October 3, 7:30: Cantemus, a newly formed choir whose focus is secular choral music of the Renaissance, presents “Fairest Isle – A Celebration of Early English Choral Music,” with music by Gibbons, Byrd, Taverner, Purcell and others.

And don’t forget the 25th annual Early Music Fair held on September 12 from noon to 5pm at Montgomery’s Inn, where you can encounter all sorts of early music performances, instruments, books and enthusiasts throughout the afternoon.

For details of these and many other upcoming events, see The WholeNote’s daily listings.

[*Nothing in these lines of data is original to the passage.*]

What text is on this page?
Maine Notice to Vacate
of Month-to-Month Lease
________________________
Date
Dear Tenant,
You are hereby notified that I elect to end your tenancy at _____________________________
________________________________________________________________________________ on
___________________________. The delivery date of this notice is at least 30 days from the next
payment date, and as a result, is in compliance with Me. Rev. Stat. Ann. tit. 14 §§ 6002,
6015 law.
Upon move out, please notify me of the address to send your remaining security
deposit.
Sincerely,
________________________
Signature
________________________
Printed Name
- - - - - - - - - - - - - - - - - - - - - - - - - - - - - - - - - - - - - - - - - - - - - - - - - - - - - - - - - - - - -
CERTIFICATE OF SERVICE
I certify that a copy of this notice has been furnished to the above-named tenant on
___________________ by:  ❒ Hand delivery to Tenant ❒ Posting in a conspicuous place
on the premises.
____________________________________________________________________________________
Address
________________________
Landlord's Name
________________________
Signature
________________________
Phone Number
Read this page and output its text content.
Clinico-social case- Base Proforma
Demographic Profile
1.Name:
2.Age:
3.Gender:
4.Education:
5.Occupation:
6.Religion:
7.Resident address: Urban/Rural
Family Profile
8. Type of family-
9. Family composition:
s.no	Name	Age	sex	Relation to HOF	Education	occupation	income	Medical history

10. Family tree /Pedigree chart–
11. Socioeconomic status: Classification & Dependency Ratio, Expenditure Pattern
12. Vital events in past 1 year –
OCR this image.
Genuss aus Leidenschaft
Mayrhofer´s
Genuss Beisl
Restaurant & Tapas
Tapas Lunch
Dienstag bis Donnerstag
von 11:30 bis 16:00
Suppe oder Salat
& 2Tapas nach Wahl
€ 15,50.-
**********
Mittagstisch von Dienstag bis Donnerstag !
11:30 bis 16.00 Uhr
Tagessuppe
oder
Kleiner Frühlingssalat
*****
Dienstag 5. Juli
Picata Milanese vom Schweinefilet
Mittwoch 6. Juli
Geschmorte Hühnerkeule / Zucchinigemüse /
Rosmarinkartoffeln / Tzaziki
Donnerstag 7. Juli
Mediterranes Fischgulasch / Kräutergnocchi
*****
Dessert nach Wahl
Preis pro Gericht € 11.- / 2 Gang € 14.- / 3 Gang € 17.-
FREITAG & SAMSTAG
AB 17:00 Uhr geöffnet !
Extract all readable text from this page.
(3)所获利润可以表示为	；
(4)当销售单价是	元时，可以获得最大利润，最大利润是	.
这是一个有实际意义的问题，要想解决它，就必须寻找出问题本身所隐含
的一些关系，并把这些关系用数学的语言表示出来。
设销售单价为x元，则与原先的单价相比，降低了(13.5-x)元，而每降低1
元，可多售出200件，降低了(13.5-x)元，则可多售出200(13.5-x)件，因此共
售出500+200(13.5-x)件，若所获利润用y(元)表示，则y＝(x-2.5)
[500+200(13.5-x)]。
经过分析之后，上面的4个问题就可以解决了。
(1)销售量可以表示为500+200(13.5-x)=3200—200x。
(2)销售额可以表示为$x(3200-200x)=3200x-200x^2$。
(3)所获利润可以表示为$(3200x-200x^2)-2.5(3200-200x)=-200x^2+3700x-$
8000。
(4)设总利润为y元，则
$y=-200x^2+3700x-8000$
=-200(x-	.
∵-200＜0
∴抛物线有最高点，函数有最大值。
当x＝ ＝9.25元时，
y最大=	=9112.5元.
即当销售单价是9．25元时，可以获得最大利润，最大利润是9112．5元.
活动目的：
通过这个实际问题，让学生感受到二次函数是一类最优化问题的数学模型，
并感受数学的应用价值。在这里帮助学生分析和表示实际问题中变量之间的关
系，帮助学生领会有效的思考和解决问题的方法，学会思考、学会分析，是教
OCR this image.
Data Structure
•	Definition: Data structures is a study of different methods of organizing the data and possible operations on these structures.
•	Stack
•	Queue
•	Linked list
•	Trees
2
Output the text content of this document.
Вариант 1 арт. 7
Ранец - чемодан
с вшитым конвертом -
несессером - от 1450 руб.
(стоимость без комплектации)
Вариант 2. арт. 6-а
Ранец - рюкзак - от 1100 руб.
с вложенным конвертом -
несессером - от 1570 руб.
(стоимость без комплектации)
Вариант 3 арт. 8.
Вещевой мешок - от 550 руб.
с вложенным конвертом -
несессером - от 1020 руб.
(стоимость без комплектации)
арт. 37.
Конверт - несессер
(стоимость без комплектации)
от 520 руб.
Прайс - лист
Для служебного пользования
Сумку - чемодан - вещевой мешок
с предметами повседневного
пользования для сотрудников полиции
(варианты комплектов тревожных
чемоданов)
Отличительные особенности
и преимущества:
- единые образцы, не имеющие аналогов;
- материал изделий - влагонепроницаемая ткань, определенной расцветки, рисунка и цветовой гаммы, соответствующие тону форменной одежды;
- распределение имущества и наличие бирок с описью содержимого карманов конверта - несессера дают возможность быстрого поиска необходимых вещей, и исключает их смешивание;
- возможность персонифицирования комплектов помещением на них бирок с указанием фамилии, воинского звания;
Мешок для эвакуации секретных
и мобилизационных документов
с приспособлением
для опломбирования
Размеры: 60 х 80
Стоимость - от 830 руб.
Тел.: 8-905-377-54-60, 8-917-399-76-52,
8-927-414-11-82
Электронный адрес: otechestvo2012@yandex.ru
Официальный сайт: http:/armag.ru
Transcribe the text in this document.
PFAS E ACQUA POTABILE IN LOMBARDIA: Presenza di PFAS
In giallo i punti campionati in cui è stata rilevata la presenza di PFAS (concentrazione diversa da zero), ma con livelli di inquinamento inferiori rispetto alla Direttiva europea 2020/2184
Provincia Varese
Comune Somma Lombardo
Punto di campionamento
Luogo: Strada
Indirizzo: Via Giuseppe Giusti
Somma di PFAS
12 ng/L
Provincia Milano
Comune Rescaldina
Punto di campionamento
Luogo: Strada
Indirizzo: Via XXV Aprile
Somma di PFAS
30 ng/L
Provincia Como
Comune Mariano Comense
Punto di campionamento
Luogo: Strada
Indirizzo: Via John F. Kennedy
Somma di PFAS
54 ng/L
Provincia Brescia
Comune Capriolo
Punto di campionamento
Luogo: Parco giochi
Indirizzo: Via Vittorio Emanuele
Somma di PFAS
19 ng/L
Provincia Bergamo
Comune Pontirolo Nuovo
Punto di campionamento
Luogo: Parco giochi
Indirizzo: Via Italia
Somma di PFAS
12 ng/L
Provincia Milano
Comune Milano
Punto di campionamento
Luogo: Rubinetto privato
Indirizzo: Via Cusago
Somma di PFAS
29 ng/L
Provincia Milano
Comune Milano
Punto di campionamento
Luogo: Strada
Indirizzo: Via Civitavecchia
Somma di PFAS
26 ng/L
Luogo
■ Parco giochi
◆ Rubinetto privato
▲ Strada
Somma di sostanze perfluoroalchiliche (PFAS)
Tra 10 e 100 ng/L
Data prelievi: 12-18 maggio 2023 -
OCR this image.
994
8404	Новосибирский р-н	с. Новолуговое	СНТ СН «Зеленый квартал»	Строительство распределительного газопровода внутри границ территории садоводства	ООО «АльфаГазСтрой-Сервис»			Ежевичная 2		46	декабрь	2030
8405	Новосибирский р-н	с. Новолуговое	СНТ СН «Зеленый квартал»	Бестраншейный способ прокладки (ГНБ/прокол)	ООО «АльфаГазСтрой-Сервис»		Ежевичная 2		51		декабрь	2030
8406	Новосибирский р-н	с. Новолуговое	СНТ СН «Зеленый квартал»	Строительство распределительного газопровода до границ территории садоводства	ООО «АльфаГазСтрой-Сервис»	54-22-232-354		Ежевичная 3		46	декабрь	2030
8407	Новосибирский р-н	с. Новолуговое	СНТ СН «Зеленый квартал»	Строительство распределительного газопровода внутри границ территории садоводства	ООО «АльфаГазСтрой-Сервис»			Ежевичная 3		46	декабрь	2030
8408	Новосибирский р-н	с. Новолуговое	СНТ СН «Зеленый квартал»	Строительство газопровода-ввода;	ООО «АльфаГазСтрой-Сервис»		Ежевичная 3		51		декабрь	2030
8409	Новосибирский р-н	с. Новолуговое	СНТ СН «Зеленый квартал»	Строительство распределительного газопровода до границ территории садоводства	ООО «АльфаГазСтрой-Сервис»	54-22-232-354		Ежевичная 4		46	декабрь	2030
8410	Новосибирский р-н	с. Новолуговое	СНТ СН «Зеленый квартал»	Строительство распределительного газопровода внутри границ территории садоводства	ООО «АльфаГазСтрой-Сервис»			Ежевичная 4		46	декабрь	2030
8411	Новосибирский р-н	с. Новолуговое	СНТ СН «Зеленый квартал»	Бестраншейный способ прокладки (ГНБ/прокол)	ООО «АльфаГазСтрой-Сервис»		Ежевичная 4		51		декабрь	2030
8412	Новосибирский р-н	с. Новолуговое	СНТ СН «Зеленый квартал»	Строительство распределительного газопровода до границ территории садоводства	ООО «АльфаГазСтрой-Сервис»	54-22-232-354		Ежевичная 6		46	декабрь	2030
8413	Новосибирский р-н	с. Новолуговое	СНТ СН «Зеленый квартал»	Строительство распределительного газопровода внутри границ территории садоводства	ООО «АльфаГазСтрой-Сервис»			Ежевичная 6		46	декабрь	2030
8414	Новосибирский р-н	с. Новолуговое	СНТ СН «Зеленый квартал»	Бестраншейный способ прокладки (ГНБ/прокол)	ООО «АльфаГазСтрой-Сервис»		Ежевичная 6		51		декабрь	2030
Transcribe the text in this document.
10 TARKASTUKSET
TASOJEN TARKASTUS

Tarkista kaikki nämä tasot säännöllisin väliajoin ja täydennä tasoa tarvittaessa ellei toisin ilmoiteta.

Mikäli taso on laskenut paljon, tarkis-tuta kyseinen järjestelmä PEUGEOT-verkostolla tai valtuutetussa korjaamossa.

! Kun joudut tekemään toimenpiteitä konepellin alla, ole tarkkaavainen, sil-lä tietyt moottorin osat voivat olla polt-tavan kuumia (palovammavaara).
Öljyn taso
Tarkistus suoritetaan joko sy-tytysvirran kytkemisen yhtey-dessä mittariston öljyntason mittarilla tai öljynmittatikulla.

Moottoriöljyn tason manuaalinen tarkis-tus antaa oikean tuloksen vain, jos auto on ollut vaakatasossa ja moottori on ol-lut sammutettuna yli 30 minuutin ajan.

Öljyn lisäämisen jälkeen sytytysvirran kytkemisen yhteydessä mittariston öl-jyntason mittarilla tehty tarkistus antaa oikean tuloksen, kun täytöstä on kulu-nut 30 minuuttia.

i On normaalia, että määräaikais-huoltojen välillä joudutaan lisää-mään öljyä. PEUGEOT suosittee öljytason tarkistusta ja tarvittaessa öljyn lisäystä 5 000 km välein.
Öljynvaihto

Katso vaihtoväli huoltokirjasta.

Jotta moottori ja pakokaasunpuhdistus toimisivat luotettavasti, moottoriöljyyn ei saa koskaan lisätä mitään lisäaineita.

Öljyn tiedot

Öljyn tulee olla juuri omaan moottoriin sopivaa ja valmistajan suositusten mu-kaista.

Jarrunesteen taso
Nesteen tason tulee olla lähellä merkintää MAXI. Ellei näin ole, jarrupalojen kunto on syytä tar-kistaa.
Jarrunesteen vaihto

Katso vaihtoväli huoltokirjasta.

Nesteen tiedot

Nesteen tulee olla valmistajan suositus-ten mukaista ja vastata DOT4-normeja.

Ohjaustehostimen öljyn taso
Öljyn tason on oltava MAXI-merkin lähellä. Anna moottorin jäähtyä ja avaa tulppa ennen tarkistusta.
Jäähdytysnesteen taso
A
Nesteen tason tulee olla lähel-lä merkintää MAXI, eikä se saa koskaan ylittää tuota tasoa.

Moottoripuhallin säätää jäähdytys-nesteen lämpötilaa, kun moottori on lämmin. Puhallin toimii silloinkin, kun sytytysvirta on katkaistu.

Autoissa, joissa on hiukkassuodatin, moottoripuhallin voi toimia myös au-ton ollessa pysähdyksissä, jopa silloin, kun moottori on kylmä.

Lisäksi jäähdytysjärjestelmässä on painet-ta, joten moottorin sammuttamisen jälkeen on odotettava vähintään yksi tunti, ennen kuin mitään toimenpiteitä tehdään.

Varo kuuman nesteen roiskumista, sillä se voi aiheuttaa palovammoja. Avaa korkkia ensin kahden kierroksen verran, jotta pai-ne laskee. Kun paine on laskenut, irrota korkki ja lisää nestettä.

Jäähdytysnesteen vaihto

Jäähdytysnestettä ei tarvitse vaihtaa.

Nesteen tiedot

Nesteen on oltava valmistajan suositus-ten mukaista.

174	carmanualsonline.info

Purcell and the Hart House Viols

12_HartHse viol photo christine guestOn October 30 and 31, The Toronto Consort will present a very special pair of concerts – very special, in that the music presented is an iconic oeuvre in the history of music (Purcell’s complete Fantasias for viols); and in that they will be performed on a unique set of instruments – the Hart House viols.

More will be said about the Purcell Fantasias in the next Early Music column. But for now, it’s worth noting that Toronto is very fortunate to be called home to the six instruments known as the “Hart House viols.” Ranging in dates from c.1598(!) to 1781, they have recently been re-appraised and restored fully to playing condition, and are now recognized as a collected treasure of great historical and artistic value.

It’s a bit of a mystery how they turned up in Vancouver in the late 1920s, housed neatly in a large wooden chest thought to be a dowry chest. Around 1930, the Massey Foundation presented them as a gift to Hart House, where they have resided ever since.

Their public appearances have been relatively few. Local musicians Leo Smith and Wolfgang Grunsky played them during their early residency, and Peggie Sampson’s Hart House Consort used them in performance during the 1970s and 80s; more recently Joëlle Morton secured the loan of two of the viols for one of her innovative Scaramella concerts. Now we have the chance to hear all of them in The Toronto Consort’s October offering  – incomparable Purcell played by Les Voix Humaines – a musical experience to look forward to indeed.

With this column I take over the early music beat from my colleague, Frank Nakashima, who has faithfully researched and reported the early music scene over the past eight and a half seasons. I will try to follow in his able footsteps and will very much enjoy chronicling the fascinating spectrum of early music performance.